According to The Times, the government’s “reasonable” worst-case scenario – drawn up by officials across Whitehall – says there could be widespread gas shortages if Russia goes further in cutting off gas supplies to the European Union.
A minister said the briefing suggested that electricity could be rationed for up to six million homes at the start of next year, mostly at morning and evening peaks. The curbs could last for more than a month, once more causing energy prices to rocket.
In response, Kwasi Kwarteng – the business secretary – has written to the owners of the UK’s three remaining coal-fired power stations asking them to stay open fro longer than planned. They had been due to close in September under plans to reduce emissions.
In an even bleaker scenario, drawn up in the event Russia entirely cuts off gas to the EU, energy blackouts could start in December and last for three months – with blackouts on weekdays and weekends.
The worst-case scenario is believed to raise concerns that Norwegian imports of gas, on which Britain is reliant, could more than halve because of increased EU demand. Imports of liquefied natural gas, which are brought into the UK by tankers, could also be slashed in half because of greater competition.
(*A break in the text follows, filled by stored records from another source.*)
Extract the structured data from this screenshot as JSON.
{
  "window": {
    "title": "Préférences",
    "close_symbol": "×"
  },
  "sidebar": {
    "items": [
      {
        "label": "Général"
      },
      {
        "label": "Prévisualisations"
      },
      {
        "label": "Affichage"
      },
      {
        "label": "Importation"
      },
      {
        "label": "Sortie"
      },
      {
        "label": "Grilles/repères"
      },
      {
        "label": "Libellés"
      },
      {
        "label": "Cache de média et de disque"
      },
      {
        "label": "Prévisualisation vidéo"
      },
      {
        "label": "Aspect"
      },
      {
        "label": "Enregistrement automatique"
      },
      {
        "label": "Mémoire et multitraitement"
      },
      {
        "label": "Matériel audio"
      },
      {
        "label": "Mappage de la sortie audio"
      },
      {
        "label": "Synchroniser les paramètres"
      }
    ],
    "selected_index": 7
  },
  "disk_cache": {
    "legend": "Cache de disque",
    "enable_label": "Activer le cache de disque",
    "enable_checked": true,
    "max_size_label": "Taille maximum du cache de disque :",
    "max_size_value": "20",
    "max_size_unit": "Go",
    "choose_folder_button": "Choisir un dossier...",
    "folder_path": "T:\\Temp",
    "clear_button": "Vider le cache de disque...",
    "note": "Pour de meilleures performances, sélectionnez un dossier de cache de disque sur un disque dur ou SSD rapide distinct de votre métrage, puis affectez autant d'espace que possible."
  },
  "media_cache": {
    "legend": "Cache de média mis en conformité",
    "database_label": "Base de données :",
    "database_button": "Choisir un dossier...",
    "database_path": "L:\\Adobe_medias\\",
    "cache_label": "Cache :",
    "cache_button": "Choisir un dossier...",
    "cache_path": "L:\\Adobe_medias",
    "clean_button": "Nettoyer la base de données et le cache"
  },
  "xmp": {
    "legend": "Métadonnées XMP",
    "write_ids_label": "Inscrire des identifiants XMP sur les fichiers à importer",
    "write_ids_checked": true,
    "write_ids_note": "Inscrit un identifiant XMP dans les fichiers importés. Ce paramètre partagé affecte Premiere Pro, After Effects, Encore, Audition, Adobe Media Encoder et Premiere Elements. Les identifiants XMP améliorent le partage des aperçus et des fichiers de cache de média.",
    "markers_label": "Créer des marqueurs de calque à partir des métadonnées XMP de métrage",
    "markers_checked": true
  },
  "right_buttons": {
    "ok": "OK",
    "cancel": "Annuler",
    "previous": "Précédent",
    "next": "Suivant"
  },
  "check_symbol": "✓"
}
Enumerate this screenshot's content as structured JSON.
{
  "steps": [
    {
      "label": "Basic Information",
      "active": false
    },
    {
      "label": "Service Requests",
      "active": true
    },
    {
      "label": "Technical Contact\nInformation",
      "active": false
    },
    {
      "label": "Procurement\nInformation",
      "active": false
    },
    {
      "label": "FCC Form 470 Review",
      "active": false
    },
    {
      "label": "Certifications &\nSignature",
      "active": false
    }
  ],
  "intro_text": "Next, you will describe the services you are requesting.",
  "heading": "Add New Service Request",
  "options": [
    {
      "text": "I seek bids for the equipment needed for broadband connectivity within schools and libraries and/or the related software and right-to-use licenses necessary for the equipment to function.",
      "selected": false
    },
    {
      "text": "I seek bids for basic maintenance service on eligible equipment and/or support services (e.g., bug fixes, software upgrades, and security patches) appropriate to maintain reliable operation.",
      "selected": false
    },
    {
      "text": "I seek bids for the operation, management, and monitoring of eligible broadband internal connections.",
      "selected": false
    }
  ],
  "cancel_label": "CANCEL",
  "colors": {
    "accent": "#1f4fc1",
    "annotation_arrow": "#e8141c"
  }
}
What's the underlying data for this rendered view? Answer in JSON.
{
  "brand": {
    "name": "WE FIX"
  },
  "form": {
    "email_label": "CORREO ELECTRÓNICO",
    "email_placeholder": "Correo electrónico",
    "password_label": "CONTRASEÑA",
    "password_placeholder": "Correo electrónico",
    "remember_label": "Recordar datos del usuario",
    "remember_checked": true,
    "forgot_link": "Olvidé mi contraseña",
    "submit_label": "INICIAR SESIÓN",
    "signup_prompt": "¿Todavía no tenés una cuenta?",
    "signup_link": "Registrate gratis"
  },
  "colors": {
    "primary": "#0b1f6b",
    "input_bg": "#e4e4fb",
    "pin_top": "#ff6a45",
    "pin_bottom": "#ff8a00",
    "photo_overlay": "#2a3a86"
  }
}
A Whitehall source told The Times: “As a responsible government it is right that we plan for every single extreme scenario, however unlikely. Britain is well prepared for any supply disruptions.
“Unlike EU countries, our North Sea gas reserves are being pumped out at full pelt, Norwegian rigs are directly connected into the UK, and we have the second-largest LNG import infrastructure in Europe — whereas Germany has none. Given the EU’s historic dependence on Putin’s gas, the winter could be very hard for countries on the Continent.”
A Department of Business, Energy and Industrial Strategy spokesperson told the PA news agency the UK “has no issues with either gas or electricity supply, and the Government is fully prepared for any scenario, even those that are extreme and very unlikely to pass”.
“Thanks to a massive £90 billion investment in renewable energy in the last decade, we have one of the most reliable and diverse energy systems in the world,” the spokesperson added, “and unlike Europe, we are not dependent on Russian energy imports.”
Power station negotiation
A Government spokesperson told PA the request for the power stations in Drax, Ratcliffe and West Burton, which were due to shut in September, to stay open was made “in light” of the Russian invasion of Ukraine.
“It is only right that we explore a wide range of options to further bolster our energy security and domestic supply – bringing down costs in the long-term,” the spokesperson said.
“While there is no shortage of supply, we may need to make our remaining coal-fired power stations available to provide additional back-up electricity this coming winter if needed.
“It remains our firm commitment to end the use of coal power by October 2024.”